Objectives

To characterise the non-linear joint dose–response relationship of accelerometer-measured moderate-to-vigorous physical activity (MVPA) and cardiorespiratory fitness (CRF, estimated as maximal oxygen uptake (VO2max)) with incident cardiovascular disease (CVD), and to assess causal consistency using Mendelian randomisation (MR).

Methods

We conducted a cohort study in the UK Biobank using accelerometer data linked to hospital and death registries. A Cox generalised additive model characterised the joint MVPA–CRF association with incident CVD (atrial fibrillation, myocardial infarction, heart failure (HF) and stroke), adjusting for confounders. We derived a fitness-stratified matrix quantifying the weekly MVPA minutes associated with prespecified relative hazard reductions. Complementary two-sample MR analyses leveraged genome-wide association study summary statistics for device-measured physical activity (PA) traits and CRF to assess potential causal effects on cardiovascular outcomes.

Results

Among 17 088 participants, 1233 incident CVD events occurred over a median follow-up of 7.85 years (IQR, 7.39–8.27). A significant non-linear interaction between MVPA and CRF was observed (p<0.001). Meeting the 150 min/week guideline yielded a modest ~8%–9% risk reduction across fitness levels, whereas achieving a >30% risk reduction required threefold to fourfold higher volumes (~560–610 min/week). Residual analysis indicated that fitness beyond what MVPA and covariates predicted retained a modest protective association with CVD risk (HR, 0.98 per 1 mL/kg/min; 95% CI 0.97 to 0.99; p<0.001).
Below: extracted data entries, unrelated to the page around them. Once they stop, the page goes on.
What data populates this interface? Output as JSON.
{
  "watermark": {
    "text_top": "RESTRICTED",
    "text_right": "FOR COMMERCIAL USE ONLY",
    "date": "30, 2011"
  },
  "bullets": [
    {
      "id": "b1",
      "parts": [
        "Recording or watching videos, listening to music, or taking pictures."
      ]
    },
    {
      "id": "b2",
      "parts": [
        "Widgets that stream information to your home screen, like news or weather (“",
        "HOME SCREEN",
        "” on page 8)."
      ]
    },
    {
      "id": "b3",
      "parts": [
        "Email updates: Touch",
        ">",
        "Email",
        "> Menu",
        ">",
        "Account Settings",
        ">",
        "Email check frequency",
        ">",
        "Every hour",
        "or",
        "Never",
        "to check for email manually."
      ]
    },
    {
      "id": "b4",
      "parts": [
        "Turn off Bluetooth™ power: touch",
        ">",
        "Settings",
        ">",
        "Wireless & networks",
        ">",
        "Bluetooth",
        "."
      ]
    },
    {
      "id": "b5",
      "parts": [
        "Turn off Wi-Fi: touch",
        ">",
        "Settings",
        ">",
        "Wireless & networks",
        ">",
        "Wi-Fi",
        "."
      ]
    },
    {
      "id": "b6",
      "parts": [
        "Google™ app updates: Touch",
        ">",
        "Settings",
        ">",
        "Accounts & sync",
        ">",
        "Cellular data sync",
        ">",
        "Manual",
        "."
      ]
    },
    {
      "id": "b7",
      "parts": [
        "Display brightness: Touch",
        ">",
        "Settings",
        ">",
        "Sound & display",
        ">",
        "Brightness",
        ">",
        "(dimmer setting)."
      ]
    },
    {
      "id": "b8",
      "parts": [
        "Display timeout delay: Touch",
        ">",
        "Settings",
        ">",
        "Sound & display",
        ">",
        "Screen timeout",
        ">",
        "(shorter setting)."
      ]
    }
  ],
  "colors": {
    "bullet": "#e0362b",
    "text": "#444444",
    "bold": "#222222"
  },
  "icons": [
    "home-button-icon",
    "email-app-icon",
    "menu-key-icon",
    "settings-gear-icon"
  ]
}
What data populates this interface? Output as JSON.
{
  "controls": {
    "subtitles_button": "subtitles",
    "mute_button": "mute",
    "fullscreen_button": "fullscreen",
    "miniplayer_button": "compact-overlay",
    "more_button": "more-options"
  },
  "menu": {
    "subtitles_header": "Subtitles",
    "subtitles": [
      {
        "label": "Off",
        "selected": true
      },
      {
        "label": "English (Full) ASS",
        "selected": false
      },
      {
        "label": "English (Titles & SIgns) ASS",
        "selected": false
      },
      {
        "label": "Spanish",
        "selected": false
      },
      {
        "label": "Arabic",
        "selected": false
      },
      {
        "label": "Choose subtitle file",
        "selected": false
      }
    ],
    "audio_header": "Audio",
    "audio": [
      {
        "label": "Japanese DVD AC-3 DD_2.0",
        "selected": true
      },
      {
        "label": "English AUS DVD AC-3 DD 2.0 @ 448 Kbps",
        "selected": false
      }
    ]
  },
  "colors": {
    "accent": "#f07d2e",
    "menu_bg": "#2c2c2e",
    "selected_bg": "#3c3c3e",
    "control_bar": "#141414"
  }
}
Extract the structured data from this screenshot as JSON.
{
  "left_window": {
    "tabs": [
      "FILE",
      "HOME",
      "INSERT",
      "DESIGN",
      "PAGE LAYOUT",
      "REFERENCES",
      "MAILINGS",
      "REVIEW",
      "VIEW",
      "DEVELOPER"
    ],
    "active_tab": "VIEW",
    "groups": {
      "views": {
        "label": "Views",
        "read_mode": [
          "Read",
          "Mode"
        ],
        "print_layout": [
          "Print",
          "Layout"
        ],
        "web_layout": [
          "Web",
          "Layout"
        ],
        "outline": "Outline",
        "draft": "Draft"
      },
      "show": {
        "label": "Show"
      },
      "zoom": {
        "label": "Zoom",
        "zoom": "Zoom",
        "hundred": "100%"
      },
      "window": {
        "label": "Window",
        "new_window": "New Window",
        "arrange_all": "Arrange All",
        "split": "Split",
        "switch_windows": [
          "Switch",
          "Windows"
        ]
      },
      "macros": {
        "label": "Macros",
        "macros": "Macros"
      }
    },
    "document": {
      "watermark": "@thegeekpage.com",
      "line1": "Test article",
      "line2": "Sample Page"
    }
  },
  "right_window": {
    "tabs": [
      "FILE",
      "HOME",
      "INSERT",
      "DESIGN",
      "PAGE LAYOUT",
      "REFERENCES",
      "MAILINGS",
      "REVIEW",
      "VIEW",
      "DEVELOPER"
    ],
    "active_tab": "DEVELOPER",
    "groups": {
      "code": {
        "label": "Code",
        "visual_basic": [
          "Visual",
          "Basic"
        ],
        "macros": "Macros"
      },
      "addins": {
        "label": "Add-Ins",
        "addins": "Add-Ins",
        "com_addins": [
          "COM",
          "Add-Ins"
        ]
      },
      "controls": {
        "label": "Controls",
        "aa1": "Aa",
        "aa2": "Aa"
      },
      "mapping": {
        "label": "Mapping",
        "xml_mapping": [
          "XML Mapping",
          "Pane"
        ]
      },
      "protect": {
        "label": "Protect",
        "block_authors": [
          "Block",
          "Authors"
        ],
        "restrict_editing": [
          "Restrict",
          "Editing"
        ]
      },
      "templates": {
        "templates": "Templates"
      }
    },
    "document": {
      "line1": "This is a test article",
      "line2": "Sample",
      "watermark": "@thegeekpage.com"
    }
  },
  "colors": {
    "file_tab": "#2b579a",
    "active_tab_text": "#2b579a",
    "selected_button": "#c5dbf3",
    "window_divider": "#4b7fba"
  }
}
In MR analyses, genetically proxied higher CRF was associated with lower HF risk (OR, 0.79; 95% CI 0.63 to 0.99), whereas genetic evidence for PA traits was weaker and less consistent.

Conclusion

Current MVPA guidelines provide a universal but modest safety margin, whereas optimal cardiovascular protection may require substantially higher activity volumes. The fitness-stratified prescription matrix offers quantitative behavioural targets, and genetic findings reinforce the independent importance of CRF in cardiovascular risk reduction.